Half-Year Report 2025

Business Review

Improved profitability in continued uncertain market environment

Geopolitical uncertainty and a sluggish economic recovery impacted the market situation in the first half of 2025. Order intake increased slightly by 1.5% to CHF 309 million (+3.5% at constant exchange rates). Sales declined slightly, as expected, to CHF 305 million (–6.2% at constant exchange rates). The optimized cost base led to improved profitability. As a result, EBIT loss of CHF –8 million was lower than that in the first half of the previous year (H1 2024: CHF –23 million).

Order intake and sales development

Despite the continued tense market situation, order intake for the Group was at the previous yearʼs level. Sectors such as agriculture, in which many of our customers are involved, especially in the USA, saw a decline. There was a reluctance to invest due to low corn prices. Bystronic felt this too. The Group is just now seeing the first signs of improvement.

In Europe, the kitchen and household appliance branch as well as the construction industry with fittings and window frames are important. While business in southern Europe developed more positively overall, central Europe, including Germany, was more restrained.

In Asia, the market situation became more stable and in China, conditions improved – although from a low level to start with.

In total, order intake was CHF 309 million. The Systems Division was able to increase new orders to CHF 209 million. The tube laser cutting business showed positive development. And the new tube laser system ByTube Star 330 was very well received and was increasingly in demand.

In the Service Division, order intake fell 8.2% (–6.2% at constant exchange rates) to CHF 100 million.

For the entire Group, sales were CHF 305 million, slightly below the previous year (–6.2% at constant exchange rates), as expected.

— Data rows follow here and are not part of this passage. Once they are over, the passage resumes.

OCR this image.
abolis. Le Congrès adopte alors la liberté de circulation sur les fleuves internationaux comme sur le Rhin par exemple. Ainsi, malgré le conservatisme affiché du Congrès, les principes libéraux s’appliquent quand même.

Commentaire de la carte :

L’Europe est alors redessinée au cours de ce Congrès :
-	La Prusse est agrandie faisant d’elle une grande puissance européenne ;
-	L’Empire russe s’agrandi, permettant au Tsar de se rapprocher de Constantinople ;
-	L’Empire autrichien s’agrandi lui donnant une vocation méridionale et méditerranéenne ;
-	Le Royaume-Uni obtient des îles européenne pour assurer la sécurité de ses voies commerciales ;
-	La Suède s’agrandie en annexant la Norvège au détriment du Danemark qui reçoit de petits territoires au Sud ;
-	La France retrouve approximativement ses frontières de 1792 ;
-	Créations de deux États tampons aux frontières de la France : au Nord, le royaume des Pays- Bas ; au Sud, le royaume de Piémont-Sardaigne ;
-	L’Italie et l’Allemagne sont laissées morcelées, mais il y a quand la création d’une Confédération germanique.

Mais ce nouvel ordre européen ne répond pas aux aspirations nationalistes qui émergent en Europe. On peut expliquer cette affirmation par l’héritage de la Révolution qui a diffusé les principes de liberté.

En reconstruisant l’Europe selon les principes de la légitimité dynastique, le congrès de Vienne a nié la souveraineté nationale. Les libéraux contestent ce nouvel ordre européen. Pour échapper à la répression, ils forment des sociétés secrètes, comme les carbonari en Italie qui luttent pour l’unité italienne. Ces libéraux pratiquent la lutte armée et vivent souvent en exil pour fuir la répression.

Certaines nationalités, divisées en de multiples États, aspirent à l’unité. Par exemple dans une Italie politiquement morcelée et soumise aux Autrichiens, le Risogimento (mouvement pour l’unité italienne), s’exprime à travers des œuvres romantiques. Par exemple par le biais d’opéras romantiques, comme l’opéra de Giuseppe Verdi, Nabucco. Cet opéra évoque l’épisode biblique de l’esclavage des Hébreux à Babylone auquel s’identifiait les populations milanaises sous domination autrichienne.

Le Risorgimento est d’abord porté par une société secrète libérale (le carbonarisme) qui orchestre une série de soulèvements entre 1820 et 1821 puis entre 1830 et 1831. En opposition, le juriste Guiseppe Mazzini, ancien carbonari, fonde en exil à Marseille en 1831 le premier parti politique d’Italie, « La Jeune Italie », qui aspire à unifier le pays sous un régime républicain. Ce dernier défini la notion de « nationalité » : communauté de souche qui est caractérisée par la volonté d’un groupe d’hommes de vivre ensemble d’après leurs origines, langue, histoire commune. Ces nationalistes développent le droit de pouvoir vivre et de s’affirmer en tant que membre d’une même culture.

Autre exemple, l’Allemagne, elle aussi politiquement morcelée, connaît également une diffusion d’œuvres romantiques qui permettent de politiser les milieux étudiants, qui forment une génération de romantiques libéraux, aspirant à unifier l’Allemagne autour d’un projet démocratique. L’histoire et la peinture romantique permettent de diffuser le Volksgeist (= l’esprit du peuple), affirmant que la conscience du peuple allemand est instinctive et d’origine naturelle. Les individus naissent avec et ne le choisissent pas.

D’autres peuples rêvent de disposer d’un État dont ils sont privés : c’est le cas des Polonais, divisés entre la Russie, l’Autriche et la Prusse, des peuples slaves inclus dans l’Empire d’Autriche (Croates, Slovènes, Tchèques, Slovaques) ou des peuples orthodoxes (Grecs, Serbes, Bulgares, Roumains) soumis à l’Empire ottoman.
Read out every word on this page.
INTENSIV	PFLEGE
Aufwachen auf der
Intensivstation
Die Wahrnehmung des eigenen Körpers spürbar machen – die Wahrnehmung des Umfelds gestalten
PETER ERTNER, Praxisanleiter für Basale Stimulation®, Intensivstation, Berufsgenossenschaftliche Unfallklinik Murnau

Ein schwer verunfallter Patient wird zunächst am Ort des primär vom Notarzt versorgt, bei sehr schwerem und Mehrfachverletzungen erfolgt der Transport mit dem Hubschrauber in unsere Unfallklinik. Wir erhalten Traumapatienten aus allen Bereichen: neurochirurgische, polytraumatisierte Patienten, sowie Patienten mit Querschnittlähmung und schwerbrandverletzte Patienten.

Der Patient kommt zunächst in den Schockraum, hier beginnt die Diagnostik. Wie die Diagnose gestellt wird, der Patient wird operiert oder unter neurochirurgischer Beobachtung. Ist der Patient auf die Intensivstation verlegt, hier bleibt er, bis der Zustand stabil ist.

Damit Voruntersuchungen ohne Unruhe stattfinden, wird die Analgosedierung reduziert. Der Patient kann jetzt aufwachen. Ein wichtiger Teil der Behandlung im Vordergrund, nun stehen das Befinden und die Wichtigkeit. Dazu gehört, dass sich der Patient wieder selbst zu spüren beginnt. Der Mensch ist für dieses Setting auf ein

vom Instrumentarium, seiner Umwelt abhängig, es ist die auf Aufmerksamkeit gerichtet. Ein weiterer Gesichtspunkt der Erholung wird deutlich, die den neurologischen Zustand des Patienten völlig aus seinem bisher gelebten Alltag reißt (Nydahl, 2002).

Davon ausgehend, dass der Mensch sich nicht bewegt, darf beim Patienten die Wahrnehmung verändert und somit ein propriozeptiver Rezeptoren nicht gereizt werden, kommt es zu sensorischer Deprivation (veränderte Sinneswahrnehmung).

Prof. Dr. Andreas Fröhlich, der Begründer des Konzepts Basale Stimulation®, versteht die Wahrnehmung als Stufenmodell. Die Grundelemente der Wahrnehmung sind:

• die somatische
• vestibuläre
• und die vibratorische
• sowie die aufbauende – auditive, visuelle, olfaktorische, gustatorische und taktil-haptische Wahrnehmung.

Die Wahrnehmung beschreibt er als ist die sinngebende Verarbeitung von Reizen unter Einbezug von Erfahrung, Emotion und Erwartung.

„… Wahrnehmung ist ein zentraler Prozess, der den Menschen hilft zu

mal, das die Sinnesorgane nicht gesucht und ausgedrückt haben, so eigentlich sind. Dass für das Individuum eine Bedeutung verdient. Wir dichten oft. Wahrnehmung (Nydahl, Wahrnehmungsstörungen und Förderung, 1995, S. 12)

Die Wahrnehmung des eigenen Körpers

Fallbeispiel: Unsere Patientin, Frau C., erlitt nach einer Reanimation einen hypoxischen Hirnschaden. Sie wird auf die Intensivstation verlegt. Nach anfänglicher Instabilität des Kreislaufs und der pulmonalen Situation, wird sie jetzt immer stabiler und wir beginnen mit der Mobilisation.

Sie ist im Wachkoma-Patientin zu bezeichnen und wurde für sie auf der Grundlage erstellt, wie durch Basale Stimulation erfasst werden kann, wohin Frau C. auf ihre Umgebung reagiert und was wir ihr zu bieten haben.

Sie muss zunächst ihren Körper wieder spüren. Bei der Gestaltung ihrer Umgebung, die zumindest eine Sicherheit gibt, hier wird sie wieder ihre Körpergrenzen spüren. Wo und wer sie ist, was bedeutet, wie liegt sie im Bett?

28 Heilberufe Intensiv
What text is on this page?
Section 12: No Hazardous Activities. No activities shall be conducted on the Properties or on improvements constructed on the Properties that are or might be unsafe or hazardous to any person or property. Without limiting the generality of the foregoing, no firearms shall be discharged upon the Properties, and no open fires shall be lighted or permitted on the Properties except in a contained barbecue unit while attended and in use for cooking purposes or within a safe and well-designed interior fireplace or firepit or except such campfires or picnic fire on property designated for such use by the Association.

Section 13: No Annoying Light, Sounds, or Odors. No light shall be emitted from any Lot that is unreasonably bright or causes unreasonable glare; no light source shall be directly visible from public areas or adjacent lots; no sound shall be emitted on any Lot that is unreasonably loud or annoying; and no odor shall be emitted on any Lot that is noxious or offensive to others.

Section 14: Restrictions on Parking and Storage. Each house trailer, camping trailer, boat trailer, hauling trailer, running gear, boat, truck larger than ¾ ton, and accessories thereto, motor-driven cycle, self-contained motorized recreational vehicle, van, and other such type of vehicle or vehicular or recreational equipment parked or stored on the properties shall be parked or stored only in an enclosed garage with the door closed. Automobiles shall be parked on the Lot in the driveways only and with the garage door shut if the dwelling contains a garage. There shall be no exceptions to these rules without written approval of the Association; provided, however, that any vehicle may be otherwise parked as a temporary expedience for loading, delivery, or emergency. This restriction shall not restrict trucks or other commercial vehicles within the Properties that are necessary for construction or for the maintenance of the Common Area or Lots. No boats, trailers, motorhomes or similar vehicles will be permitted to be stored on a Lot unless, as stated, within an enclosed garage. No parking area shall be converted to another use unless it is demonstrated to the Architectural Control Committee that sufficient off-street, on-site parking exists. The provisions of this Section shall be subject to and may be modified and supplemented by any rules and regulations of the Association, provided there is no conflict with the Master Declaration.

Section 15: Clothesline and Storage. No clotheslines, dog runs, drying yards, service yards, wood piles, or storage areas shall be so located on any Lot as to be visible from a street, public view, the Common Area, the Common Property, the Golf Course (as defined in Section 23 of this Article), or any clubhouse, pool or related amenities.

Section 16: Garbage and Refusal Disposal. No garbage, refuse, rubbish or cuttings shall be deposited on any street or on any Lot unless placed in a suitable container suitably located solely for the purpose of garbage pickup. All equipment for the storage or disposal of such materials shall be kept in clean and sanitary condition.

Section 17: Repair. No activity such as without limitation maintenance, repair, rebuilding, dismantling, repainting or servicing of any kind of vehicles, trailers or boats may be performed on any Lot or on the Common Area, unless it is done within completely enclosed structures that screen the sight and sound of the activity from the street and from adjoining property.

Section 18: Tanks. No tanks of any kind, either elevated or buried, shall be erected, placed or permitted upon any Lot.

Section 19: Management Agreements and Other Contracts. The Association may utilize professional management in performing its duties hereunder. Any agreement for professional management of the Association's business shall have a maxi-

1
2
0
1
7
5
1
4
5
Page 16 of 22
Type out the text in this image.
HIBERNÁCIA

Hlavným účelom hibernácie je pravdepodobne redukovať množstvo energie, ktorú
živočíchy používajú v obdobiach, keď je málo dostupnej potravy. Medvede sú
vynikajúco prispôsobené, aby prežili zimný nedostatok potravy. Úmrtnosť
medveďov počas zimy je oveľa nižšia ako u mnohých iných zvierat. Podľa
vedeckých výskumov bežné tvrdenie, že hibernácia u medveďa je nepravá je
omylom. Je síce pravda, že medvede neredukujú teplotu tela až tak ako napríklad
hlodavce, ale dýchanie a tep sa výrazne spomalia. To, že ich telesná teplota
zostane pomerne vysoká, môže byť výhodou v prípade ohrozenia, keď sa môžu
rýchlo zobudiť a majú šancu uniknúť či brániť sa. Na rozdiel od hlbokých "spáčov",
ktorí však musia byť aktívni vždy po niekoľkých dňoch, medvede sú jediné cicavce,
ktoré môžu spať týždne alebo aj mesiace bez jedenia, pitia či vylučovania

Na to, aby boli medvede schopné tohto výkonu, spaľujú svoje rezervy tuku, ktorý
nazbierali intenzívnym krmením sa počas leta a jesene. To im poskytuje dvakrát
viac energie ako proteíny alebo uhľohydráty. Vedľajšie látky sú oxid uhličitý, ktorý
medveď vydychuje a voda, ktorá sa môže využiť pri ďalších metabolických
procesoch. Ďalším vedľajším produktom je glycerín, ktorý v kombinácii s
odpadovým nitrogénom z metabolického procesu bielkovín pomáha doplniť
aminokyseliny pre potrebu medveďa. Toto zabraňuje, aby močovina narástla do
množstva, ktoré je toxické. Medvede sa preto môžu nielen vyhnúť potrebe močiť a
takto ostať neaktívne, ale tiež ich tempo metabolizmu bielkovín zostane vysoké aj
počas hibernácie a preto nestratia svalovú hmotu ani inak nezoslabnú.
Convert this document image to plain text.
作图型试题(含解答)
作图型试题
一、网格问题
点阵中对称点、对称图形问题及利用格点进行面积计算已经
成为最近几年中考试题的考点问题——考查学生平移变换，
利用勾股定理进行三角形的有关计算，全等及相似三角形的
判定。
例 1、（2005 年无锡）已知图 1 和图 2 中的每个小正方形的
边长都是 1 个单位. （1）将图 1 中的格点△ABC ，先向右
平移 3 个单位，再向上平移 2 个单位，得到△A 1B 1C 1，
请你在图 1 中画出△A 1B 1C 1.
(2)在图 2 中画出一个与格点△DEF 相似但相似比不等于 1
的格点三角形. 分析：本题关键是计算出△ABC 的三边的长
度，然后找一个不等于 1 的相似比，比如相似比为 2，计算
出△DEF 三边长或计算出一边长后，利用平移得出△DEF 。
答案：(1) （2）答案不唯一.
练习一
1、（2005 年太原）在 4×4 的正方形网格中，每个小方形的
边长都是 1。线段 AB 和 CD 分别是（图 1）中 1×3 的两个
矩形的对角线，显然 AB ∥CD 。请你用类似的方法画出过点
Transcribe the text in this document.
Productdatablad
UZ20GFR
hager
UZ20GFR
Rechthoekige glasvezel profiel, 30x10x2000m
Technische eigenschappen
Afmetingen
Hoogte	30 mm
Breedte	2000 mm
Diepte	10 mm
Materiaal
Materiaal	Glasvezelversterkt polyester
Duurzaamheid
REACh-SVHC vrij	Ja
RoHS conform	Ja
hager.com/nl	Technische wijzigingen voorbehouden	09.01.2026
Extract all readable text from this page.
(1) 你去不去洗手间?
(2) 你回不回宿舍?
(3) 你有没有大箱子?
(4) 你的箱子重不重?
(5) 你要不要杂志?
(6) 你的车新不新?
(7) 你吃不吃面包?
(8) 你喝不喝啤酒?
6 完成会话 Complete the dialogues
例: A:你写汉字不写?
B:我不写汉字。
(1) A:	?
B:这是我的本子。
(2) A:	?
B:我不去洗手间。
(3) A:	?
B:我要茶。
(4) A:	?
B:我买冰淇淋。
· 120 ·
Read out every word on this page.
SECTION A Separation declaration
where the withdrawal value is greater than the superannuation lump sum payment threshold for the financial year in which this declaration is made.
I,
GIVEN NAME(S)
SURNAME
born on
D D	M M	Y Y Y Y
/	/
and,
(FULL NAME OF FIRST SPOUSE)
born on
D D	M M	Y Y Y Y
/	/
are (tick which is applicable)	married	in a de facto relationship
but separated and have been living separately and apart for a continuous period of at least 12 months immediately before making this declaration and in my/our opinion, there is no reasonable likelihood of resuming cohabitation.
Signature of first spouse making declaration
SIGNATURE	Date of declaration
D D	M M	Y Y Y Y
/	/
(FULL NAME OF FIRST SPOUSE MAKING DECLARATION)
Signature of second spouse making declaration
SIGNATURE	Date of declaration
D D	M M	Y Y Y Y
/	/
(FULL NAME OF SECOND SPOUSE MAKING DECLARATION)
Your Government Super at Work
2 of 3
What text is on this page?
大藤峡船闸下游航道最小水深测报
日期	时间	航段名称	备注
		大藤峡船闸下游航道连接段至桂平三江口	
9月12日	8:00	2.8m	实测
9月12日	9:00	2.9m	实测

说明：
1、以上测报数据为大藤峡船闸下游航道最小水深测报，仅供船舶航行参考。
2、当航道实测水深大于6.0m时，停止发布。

Profitability and cash flow

The restructuring introduced in the second half of 2024 has been successfully implemented. The transition from a regional organization to a divisional one positioned Bystronic closer to the customer. In addition the company has aligned itself to new market realities with a considerably lower cost basis. Combining machinery, automation and software solutions into the Systems Division allows the product portfolio to be better aligned to customer needs. Closing and concentrating locations has helped achieve efficiency gains and realize synergies. At the same time, Bystronic is further strengthening its position as a full solutions provider and continues to invest in digitalization and innovation to ensure long-term competitiveness and create the basis for future growth.

The optimized cost base led to improved profitability. As a result, EBIT loss at CHF –8 million was less than in the same period in the previous year (H1 2024: CHF –23 million). Operating free cash flow was CHF –23 million. (H1 2024: CHF –27 million). Liquidity amounted to CHF 307 million.

Outlook

In the first half of the year, order intake stabilized compared to the previous year. Bystronic expects a continued difficult market situation. Should the markets recover, the company expects order intake in the second half of the year to increase slightly over the first half of the year. Assuming the geopolitical situation does not get worse, Bystronic expects slightly lower sales and an improved operating result for full year 2025 compared to the previous year.